Smarter Brain Cancer Trial Comes to Columbia

Columbia University will be among the first to enroll patients with glioblastoma—the most common primary brain cancer in adults—in a new type of clinical trial that could speed the identification and development of the most promising therapies for the disease. Instead of evaluating each therapy in its own separate clinical trial, GBM AGILE (Adaptive Global Innovative Learning Environment) is designed to evaluate several drug candidates at once. 

Why It’s Important

Each year, about 12,000 people in the United States are diagnosed with glioblastoma. There are few treatments for the disease, and none are curative. Half of patients succumb to the disease within 15 months of diagnosis. 

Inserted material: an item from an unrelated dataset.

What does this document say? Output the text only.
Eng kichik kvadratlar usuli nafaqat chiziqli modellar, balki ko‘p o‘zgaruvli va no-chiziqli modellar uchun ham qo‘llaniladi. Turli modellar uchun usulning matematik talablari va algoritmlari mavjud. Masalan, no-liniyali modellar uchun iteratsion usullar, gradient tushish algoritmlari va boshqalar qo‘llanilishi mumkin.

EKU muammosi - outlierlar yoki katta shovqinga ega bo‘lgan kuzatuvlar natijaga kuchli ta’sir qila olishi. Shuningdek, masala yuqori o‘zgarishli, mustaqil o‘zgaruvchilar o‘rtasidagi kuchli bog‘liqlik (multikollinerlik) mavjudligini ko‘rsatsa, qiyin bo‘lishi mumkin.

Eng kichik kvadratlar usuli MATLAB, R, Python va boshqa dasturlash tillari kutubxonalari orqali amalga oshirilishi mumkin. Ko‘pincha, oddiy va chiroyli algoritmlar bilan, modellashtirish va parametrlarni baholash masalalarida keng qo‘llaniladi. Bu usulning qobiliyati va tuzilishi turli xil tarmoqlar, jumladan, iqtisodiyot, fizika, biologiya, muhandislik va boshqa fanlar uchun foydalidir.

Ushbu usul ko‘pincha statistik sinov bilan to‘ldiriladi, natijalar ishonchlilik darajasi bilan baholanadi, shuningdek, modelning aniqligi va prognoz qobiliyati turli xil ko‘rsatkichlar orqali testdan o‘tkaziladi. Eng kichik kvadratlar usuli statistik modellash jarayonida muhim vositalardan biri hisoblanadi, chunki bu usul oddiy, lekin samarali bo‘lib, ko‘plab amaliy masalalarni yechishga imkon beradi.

“Unfortunately, glioblastoma is an aggressive brain cancer, and new therapies have brought only incremental survival benefits,” says Andrew Lassman, MD, chief of neuro-oncology at Columbia University Irving Medical Center and a GBM AGILE investigator. “Even a small tumor can cause devastating neurological problems depending on its location in the brain. The standard of care just doesn’t work for most patients with glioblastoma.”

Several new treatments for glioblastoma are being tested, but it takes years before a clinical trial reveals whether a new therapy offers any advantage. 

How the New Trial Works

GBM AGILE is similar to other randomized, controlled trials, where some patients get an experimental treatment and a separate group--"controls"--is treated with standard therapies. But unlike trials that evaluate one therapy at a time—a painfully slow process—GBM AGILE is designed to add multiple treatment groups without the need for separate protocols. “There’s really no limit to the number of therapies that can be tested with this design, for first-line and recurrent disease,” says Lassman. 

Because all treatments are compared to one common control group, patients are more likely to get an experimental therapy. Throughout the trial, tumor tissue from participants will undergo analyses to identify biomarkers that may be associated with a patient’s response. As the trial accumulates data, its algorithm refines the randomization process, so that patients have a better chance of getting a treatment that appears to show benefit. 

Because the trial screens multiple drugs and drug combinations at the same time, investigators can quickly identify treatments that are better than the standard of care, while less promising therapies can be dropped. 

“This trial design offers a way to lower the cost, time, and number of patients needed to test new therapies for newly diagnosed or recurrent glioblastoma,” Lassman says. 

Andrew Lassman, MD (CUIMC)

What’s Next

The first drug to be tested with the GBM AGILE protocol, regorafenib, will begin enrolling patients at Columbia in a few months. (Regorafenib, developed by Bayer, is an oral drug that blocks several protein kinases involved in tumor growth and immunity.) Lassman will co-lead the trial with Patrick Wen, MD, of the Dana Farber Cancer Institute and Harvard Medical School. The trial hopes to enroll several hundred patients with newly diagnosed and recurrent glioblastoma, and Columbia expects to enroll around 50 of those patients. A previous trial conducted in Italy suggested regorafenib improved survival. The AGILE study is being conducted in part to confirm those results in a larger multinational effort cohort.

References

Andrew Lassman, MD, is the John Harris Associate Professor of Neurology and chief of neuro-oncology at Columbia University Vagelos College of Physicians and Surgeons. He also is the medical director of the Clinical Protocol & Data Management Office of the Herbert Irving Comprehensive Cancer Center at Columbia University Irving Medical Center and NewYork-Presbyterian/Columbia University Irving Medical Center and co-directs the Brain Tumor Center at Columbia University Irving Medical Center.

Columbia is testing other innovative therapies for glioblastoma, including a novel antibody drug conjugate that targets tumors with an affinity for epidermal growth factors (about half of glioblastomas have an overabundance of receptors for this protein) and a device that creates an electrical field in the brain, killing tumor cells.